Entrando en la casa vi, estaba tirada junto al vestíbulo. Caminé tres o cuatro pasos – no recuerdo bien- sólo sé que ahí estaba: tan pura, tan blanca.
No quise asustarla la dejé que durmiera, así tal cual estaba: boca abajo. Tenía un zapato azul puesto, el otro estaba caído a unos cuantos centímetros de su cuerpo.
No dije nada, bajé la cabeza. Siempre tan desordenada – pensé- pero no lo dije.
No soy de criticar, menos a ella, sobre todo a ella, la flor de mis sueños, la espina que quema en mis dedos.
Afuera: relámpagos, truenos.
Aquí adentro se hace sentir la tormenta, por ese motivo no entiendo porqué no despierta de su siesta. A ella no le gustan las tormentas; me abraza y dice: “tengo miedo, no me sueltes”. Es solo un rato, después me suelta, se emprolija toda, y se va.
Ahora se estaba yendo otra vez, pero se ve que la tomó el sueño. Y ahí duerme desparramada, sin un zapato con la cara contra el piso.
Ya no teme, no sabe que llueve, no va a venir corriendo a abrazarme porque le teme al afuera.

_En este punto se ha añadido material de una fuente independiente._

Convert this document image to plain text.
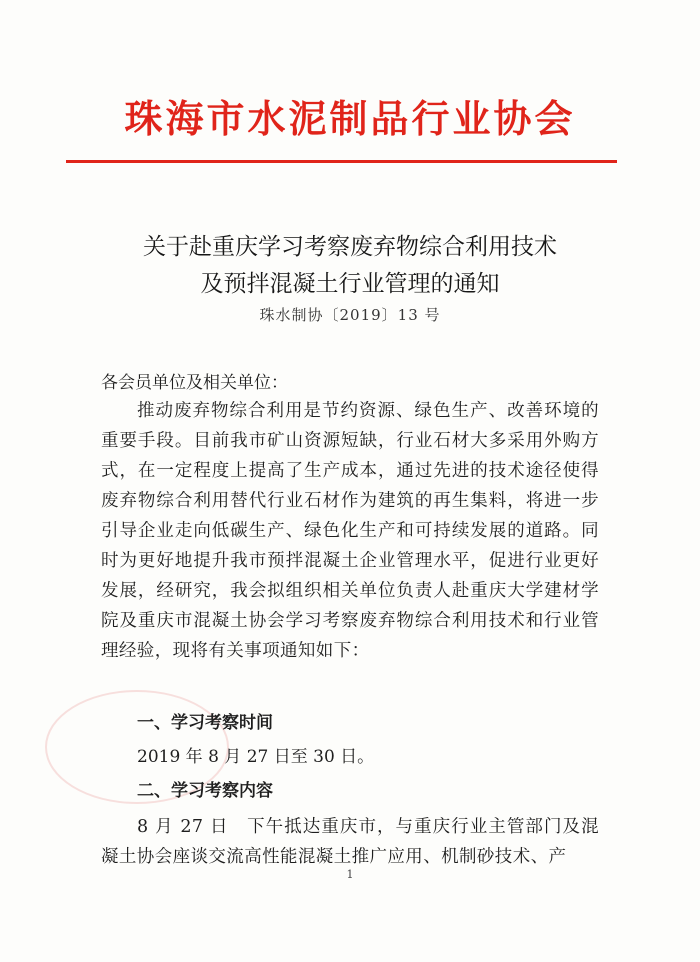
珠海市水泥制品行业协会
关于赴重庆学习考察废弃物综合利用技术
及预拌混凝土行业管理的通知
珠水制协〔2019〕13 号
各会员单位及相关单位：

推动废弃物综合利用是节约资源、绿色生产、改善环境的重要手段。目前我市矿山资源短缺，行业石材大多采用外购方式，在一定程度上提高了生产成本，通过先进的技术途径使得废弃物综合利用替代行业石材作为建筑的再生集料，将进一步引导企业走向低碳生产、绿色化生产和可持续发展的道路。同时为更好地提升我市预拌混凝土企业管理水平，促进行业更好发展，经研究，我会拟组织相关单位负责人赴重庆大学建材学院及重庆市混凝土协会学习考察废弃物综合利用技术和行业管理经验，现将有关事项通知如下：

一、学习考察时间
2019 年 8 月 27 日至 30 日。
二、学习考察内容

8 月 27 日　下午抵达重庆市，与重庆行业主管部门及混凝土协会座谈交流高性能混凝土推广应用、机制砂技术、产

1
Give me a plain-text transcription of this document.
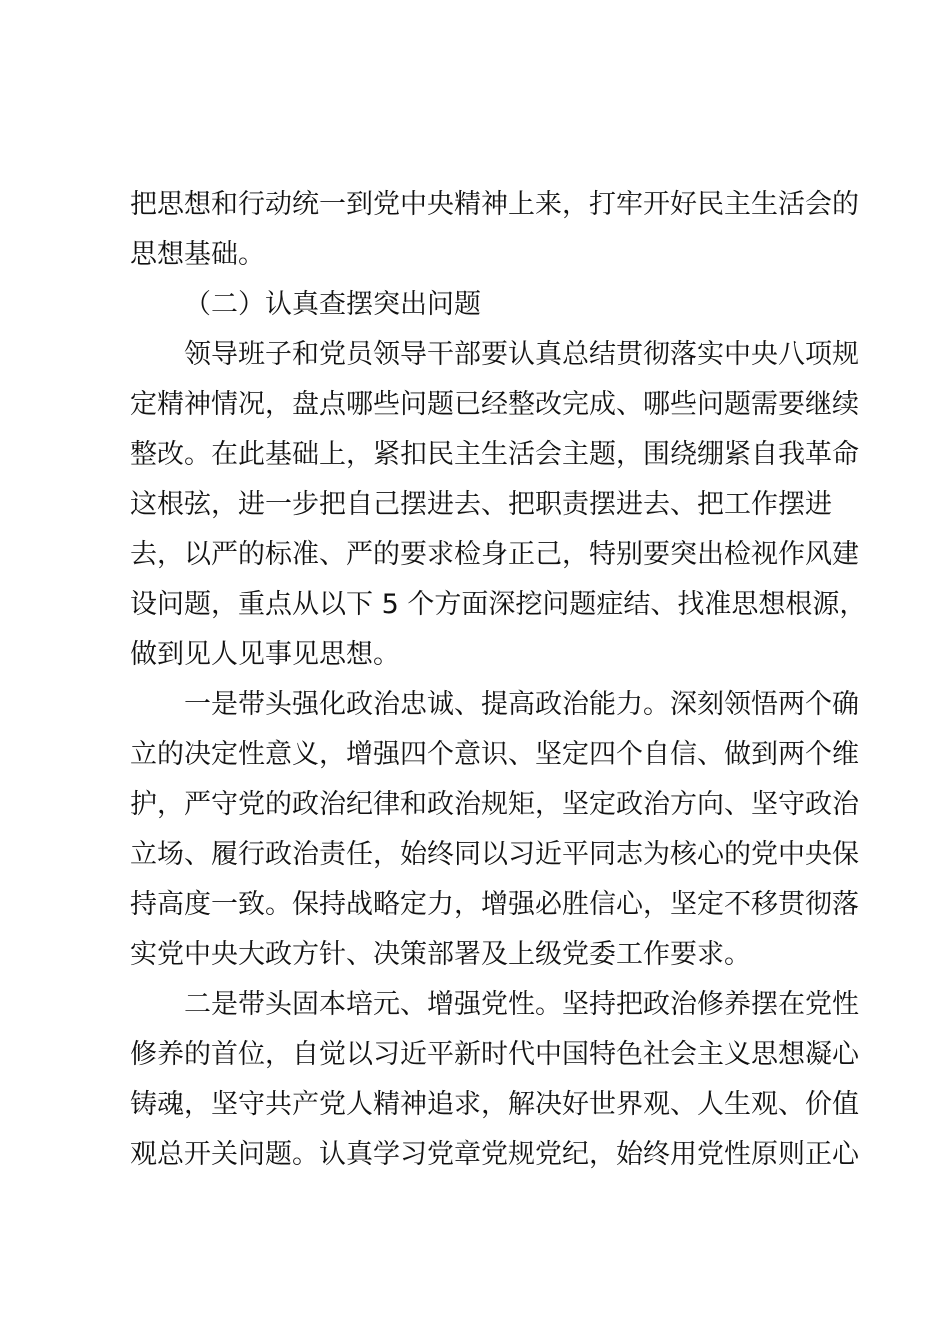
把思想和行动统一到党中央精神上来，打牢开好民主生活会的
思想基础。
（二）认真查摆突出问题
领导班子和党员领导干部要认真总结贯彻落实中央八项规
定精神情况，盘点哪些问题已经整改完成、哪些问题需要继续
整改。在此基础上，紧扣民主生活会主题，围绕绷紧自我革命
这根弦，进一步把自己摆进去、把职责摆进去、把工作摆进
去，以严的标准、严的要求检身正己，特别要突出检视作风建
设问题，重点从以下 5 个方面深挖问题症结、找准思想根源，
做到见人见事见思想。
一是带头强化政治忠诚、提高政治能力。深刻领悟两个确
立的决定性意义，增强四个意识、坚定四个自信、做到两个维
护，严守党的政治纪律和政治规矩，坚定政治方向、坚守政治
立场、履行政治责任，始终同以习近平同志为核心的党中央保
持高度一致。保持战略定力，增强必胜信心，坚定不移贯彻落
实党中央大政方针、决策部署及上级党委工作要求。
二是带头固本培元、增强党性。坚持把政治修养摆在党性
修养的首位，自觉以习近平新时代中国特色社会主义思想凝心
铸魂，坚守共产党人精神追求，解决好世界观、人生观、价值
观总开关问题。认真学习党章党规党纪，始终用党性原则正心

Duerme tranquila, creo que no respira.
No, no siento su respiración. Pero es que está dormida; me llama la atención que no tenga pesadillas, siempre las tiene. Yo le pregunto, cuando se despierta a mitad de la noche sudada: “Que soñaste?” ” Alguien me ahorcaba, pero no podía verle la cara” enseguida se acurruca en mis brazos.
Pero hoy duerme tranquila, sin pesadillas. No sufre, no teme. Duerme tranquila. Lástima su zapato que quedó tirado, eran nuevos, yo se los había comprado. Se alegro tanto! Ahora duerme y yo entre rejas, sigo esperando que despierte.